Pushing Daisies Review: Dim Sum, Lose Some

In the latest episode, our main characters learned that “in gambling, no matter how well you know the odds, there’s always an outcome you can’t see coming.” Of course, they’re no strangers to taking risks; Ned had already gambled on both the Pie Hole and on Chuck, with happier results than he could have expected, but there’s still one thing on which he isn’t willing to take a chance: reuniting with the father who abandoned him as a boy. Though he’s had his father’s address for twenty years (via a “We’re Moving!” postcard he received at boarding school), he’s never sought him out. Then Dwight Dixon (Stephen Root) shows up at the Pie Hole, claiming to be an old friend of his father’s who is trying to find him.

Chuck and Olive take a gamble of their own and visit the address Ned gives them, hoping that they’re doing him a favor. Instead of his father, they find his twin half-brothers, parlor magicians named Maurice and Ralston. Ned is not pleased that he was so easily replaced by “Mercutio and Ribald.” More importantly, he worries that meeting them would make his father happy, wherever he is, but has a change of heart when he realizes that they were abandoned just like him. They were all baggage to their father, which the magicians demonstrate less metaphorically by performing a magic trick using two trunks, a la The Prestige.

Meanwhile, Emerson becomes involved in a murder mystery at the Chinese restaurant below his office, the Dim Sum, when he receives a fortune cookie in his take-out with the message “Help me Emerson Cod!” If you automatically added “in bed” to the end of that, you wouldn’t be far off—while investigating the death of the Dim Sum’s owner, Bao Ting (via a pipe in the kitchen, though the critical injury is more reminiscent of a Mike’s Hard Lemonade commercial than the game Clue), Emerson soon runs into the lovely Simone Hundin. Simone is a dog obedience trainer from the Season 1 episode “Bitches,” who has Emerson as well-trained as her pet Bubble Gum. As Emerson gets to the bottom of a gambling ring that substitutes food for cards in games of poker, Emerson takes a chance on romance and kindles a new relationship with Simone.
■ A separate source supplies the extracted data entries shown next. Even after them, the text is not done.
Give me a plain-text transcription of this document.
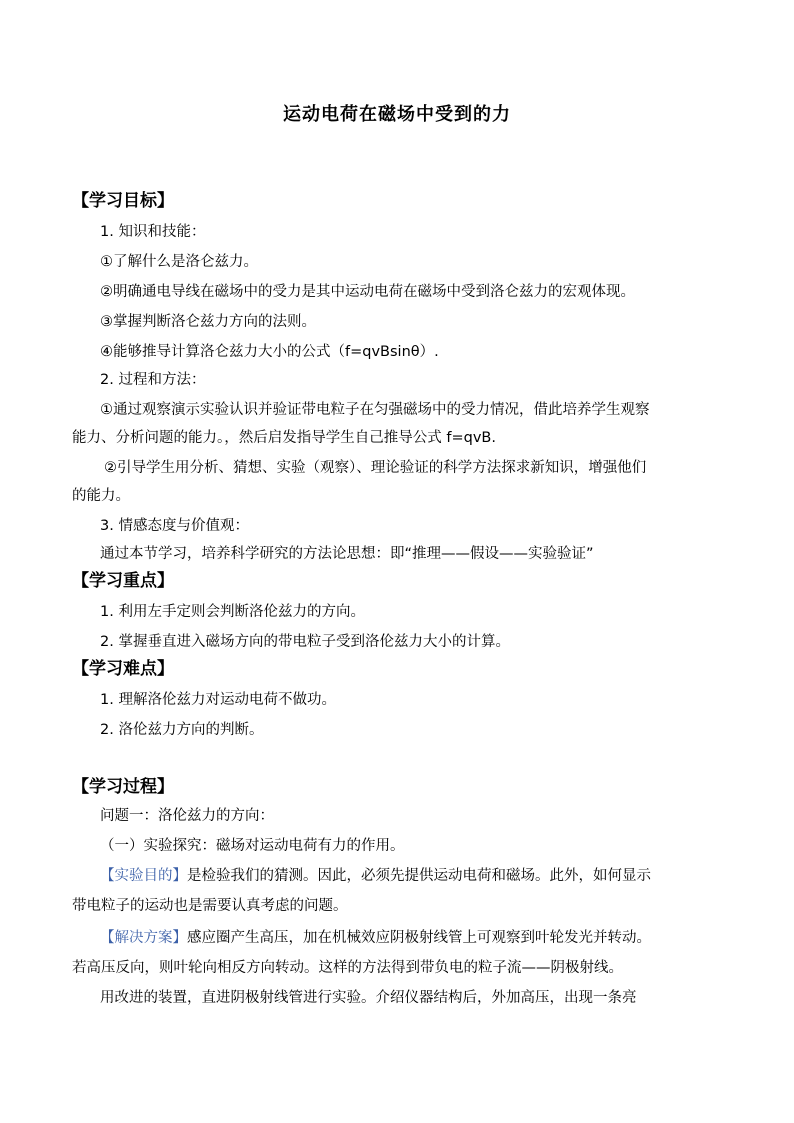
运动电荷在磁场中受到的力
【学习目标】
1. 知识和技能：
①了解什么是洛仑兹力。
②明确通电导线在磁场中的受力是其中运动电荷在磁场中受到洛仑兹力的宏观体现。
③掌握判断洛仑兹力方向的法则。
④能够推导计算洛仑兹力大小的公式（f=qvBsinθ）.
2. 过程和方法：
①通过观察演示实验认识并验证带电粒子在匀强磁场中的受力情况，借此培养学生观察
能力、分析问题的能力。，然后启发指导学生自己推导公式 f=qvB.
②引导学生用分析、猜想、实验（观察）、理论验证的科学方法探求新知识，增强他们
的能力。
3. 情感态度与价值观：
通过本节学习，培养科学研究的方法论思想：即“推理——假设——实验验证”
【学习重点】
1. 利用左手定则会判断洛伦兹力的方向。
2. 掌握垂直进入磁场方向的带电粒子受到洛伦兹力大小的计算。
【学习难点】
1. 理解洛伦兹力对运动电荷不做功。
2. 洛伦兹力方向的判断。
【学习过程】
问题一：洛伦兹力的方向：
（一）实验探究：磁场对运动电荷有力的作用。
【实验目的】是检验我们的猜测。因此，必须先提供运动电荷和磁场。此外，如何显示
带电粒子的运动也是需要认真考虑的问题。
【解决方案】感应圈产生高压，加在机械效应阴极射线管上可观察到叶轮发光并转动。
若高压反向，则叶轮向相反方向转动。这样的方法得到带负电的粒子流——阴极射线。
用改进的装置，直进阴极射线管进行实验。介绍仪器结构后，外加高压，出现一条亮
When all the facts are in, Emerson’s client, Mei, finds out that her father, Bao, was murdered after trying to win her freedom from her arranged marriage in a poker game—after losing her in the first place thanks to his gambling habit, bad luck, and a little cheating by his opponent. It seems that she didn’t know her father after all, and that his actions over the years didn’t speak for themselves. Ned also realizes it’s always been easier for him to make assumptions about his own father’s actions, rather than admit he doesn’t know why he was left behind. He decides to seek out his family, beginning with his half-brothers.
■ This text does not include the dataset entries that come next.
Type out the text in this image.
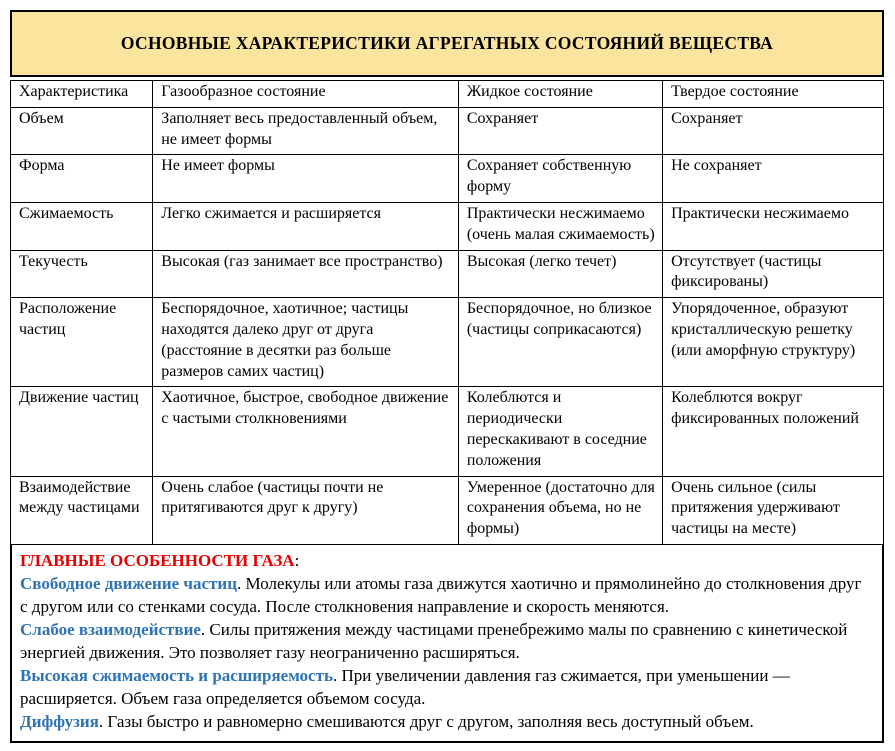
ОСНОВНЫЕ ХАРАКТЕРИСТИКИ АГРЕГАТНЫХ СОСТОЯНИЙ ВЕЩЕСТВА
Характеристика	Газообразное состояние	Жидкое состояние	Твердое состояние
Объем	Заполняет весь предоставленный объем, не имеет формы	Сохраняет	Сохраняет
Форма	Не имеет формы	Сохраняет собственную форму	Не сохраняет
Сжимаемость	Легко сжимается и расширяется	Практически несжимаемо (очень малая сжимаемость)	Практически несжимаемо
Текучесть	Высокая (газ занимает все пространство)	Высокая (легко течет)	Отсутствует (частицы фиксированы)
Расположение частиц	Беспорядочное, хаотичное; частицы находятся далеко друг от друга (расстояние в десятки раз больше размеров самих частиц)	Беспорядочное, но близкое (частицы соприкасаются)	Упорядоченное, образуют кристаллическую решетку (или аморфную структуру)
Движение частиц	Хаотичное, быстрое, свободное движение с частыми столкновениями	Колеблются и периодически перескакивают в соседние положения	Колеблются вокруг фиксированных положений
Взаимодействие между частицами	Очень слабое (частицы почти не притягиваются друг к другу)	Умеренное (достаточно для сохранения объема, но не формы)	Очень сильное (силы притяжения удерживают частицы на месте)

ГЛАВНЫЕ ОСОБЕННОСТИ ГАЗА:

Свободное движение частиц. Молекулы или атомы газа движутся хаотично и прямолинейно до столкновения друг с другом или со стенками сосуда. После столкновения направление и скорость меняются.

Слабое взаимодействие. Силы притяжения между частицами пренебрежимо малы по сравнению с кинетической энергией движения. Это позволяет газу неограниченно расширяться.

Высокая сжимаемость и расширяемость. При увеличении давления газ сжимается, при уменьшении — расширяется. Объем газа определяется объемом сосуда.

Диффузия. Газы быстро и равномерно смешиваются друг с другом, заполняя весь доступный объем.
ABC certainly gambled on Pushing Daisies, but it seems that they’re losing. Ratings continue to be down from last year; although there was a slight increase to 6.6 million viewers for the October 29th episode, the show still came in fourth behind Obama’s 30-minute campaign ad last week (bad for the show, but perhaps not for the nation). E! Online reports that there’s still no pick-up for a full season after the 13th episode, and given that the show will be preempted next week for Dancing with the Stars and the following week by an awards show, things don’t look good for the series. If you enjoy Pushing Daisies, sign the petition to save it. But more importantly, WATCH IT, and tell your friends about it. Because there’s no justice in a world that keeps derivative and sloppy shows like Heroes and Knight Rider on the air when something truly special like Pushing Daisies is allowed to wither and die.

So the next episode, “Oh Oh Oh… It’s Magic” (where we learn more about Maurice and Ralston), unfortunately won’t be on until Wednesday, November 19th (hopefully!) at 8:00pm EST on ABC.

I know lots of people are less enchanted with the show than they were before, but I still think it’s enjoyable and one of the best written shows on television. There’s nothing else quite like it, and that’s more than enough reason to save it—because it’s hard to come by something this original these days. Do you think this is the end for the Pie-maker and his friends? Will you miss the show if it gets cancelled?